Depois de um momento, perdeu a noção da realidade, a mente vagando pelas
imagens lúdicas do avô, as ruas apertadas da cidade natal, filmes antigos
no velho cinema, fumadores de haxixe, banhos de rio, o pai prometendo mandar
buscá-lo, caça ao coelho. Neste novo país ele era o coelho preso em uma
armadilha. “Necessito de sangue.
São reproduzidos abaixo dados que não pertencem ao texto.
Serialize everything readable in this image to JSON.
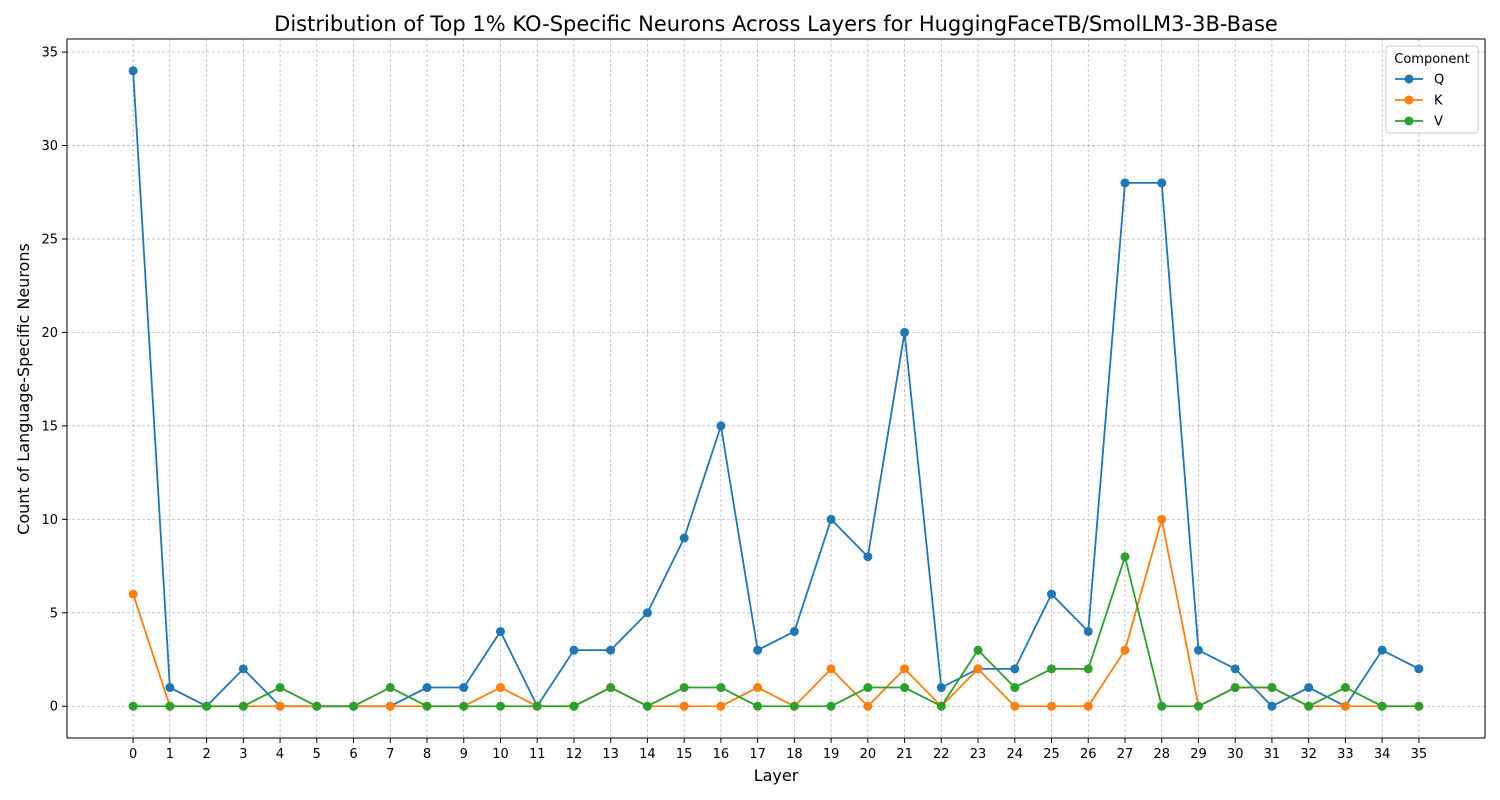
{
  "chart_data": {
    "type": "line",
    "title": "Distribution of Top 1% KO-Specific Neurons Across Layers for HuggingFaceTB/SmolLM3-3B-Base",
    "xlabel": "Layer",
    "ylabel": "Count of Language-Specific Neurons",
    "x": [
      0,
      1,
      2,
      3,
      4,
      5,
      6,
      7,
      8,
      9,
      10,
      11,
      12,
      13,
      14,
      15,
      16,
      17,
      18,
      19,
      20,
      21,
      22,
      23,
      24,
      25,
      26,
      27,
      28,
      29,
      30,
      31,
      32,
      33,
      34,
      35
    ],
    "xlim": [
      -1.8,
      36.8
    ],
    "ylim": [
      -1.7,
      35.7
    ],
    "yticks": [
      0,
      5,
      10,
      15,
      20,
      25,
      30,
      35
    ],
    "grid": true,
    "legend": {
      "title": "Component",
      "placement": "top-right"
    },
    "series": [
      {
        "name": "Q",
        "color": "#1f77b4",
        "values": [
          34,
          1,
          0,
          2,
          0,
          0,
          0,
          0,
          1,
          1,
          4,
          0,
          3,
          3,
          5,
          9,
          15,
          3,
          4,
          10,
          8,
          20,
          1,
          2,
          2,
          6,
          4,
          28,
          28,
          3,
          2,
          0,
          1,
          0,
          3,
          2
        ]
      },
      {
        "name": "K",
        "color": "#ff7f0e",
        "values": [
          6,
          0,
          0,
          0,
          0,
          0,
          0,
          0,
          0,
          0,
          1,
          0,
          0,
          1,
          0,
          0,
          0,
          1,
          0,
          2,
          0,
          2,
          0,
          2,
          0,
          0,
          0,
          3,
          10,
          0,
          1,
          1,
          0,
          0,
          0,
          0
        ]
      },
      {
        "name": "V",
        "color": "#2ca02c",
        "values": [
          0,
          0,
          0,
          0,
          1,
          0,
          0,
          1,
          0,
          0,
          0,
          0,
          0,
          1,
          0,
          1,
          1,
          0,
          0,
          0,
          1,
          1,
          0,
          3,
          1,
          2,
          2,
          8,
          0,
          0,
          1,
          1,
          0,
          1,
          0,
          0
        ]
      }
    ]
  }
}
Tenho que ver sangue”, gemeu o carrasco. Tudo
foi rápido. Atado à oliveira sagrada, penetrado seguidas vezes com violência e
capado. Pedro deu-lhe bom dia e se retirou, deixando-o morrer lentamente.
O
corpo brilha ao sol, de uma cor azul-marinho. “Já é suficiente, Paco. Vamos
enterrá-lo aqui mesmo. Melhor não complicar as coisas”, decide um dos policiais.
A luz solar, ao se infiltrar por entre as árvores fechadas, desenha brilhantes
linhas sobre algo que havia sido um belo homem. O cenário, formoso e alegre,
produz a impressão do nascimento de um dia cálido.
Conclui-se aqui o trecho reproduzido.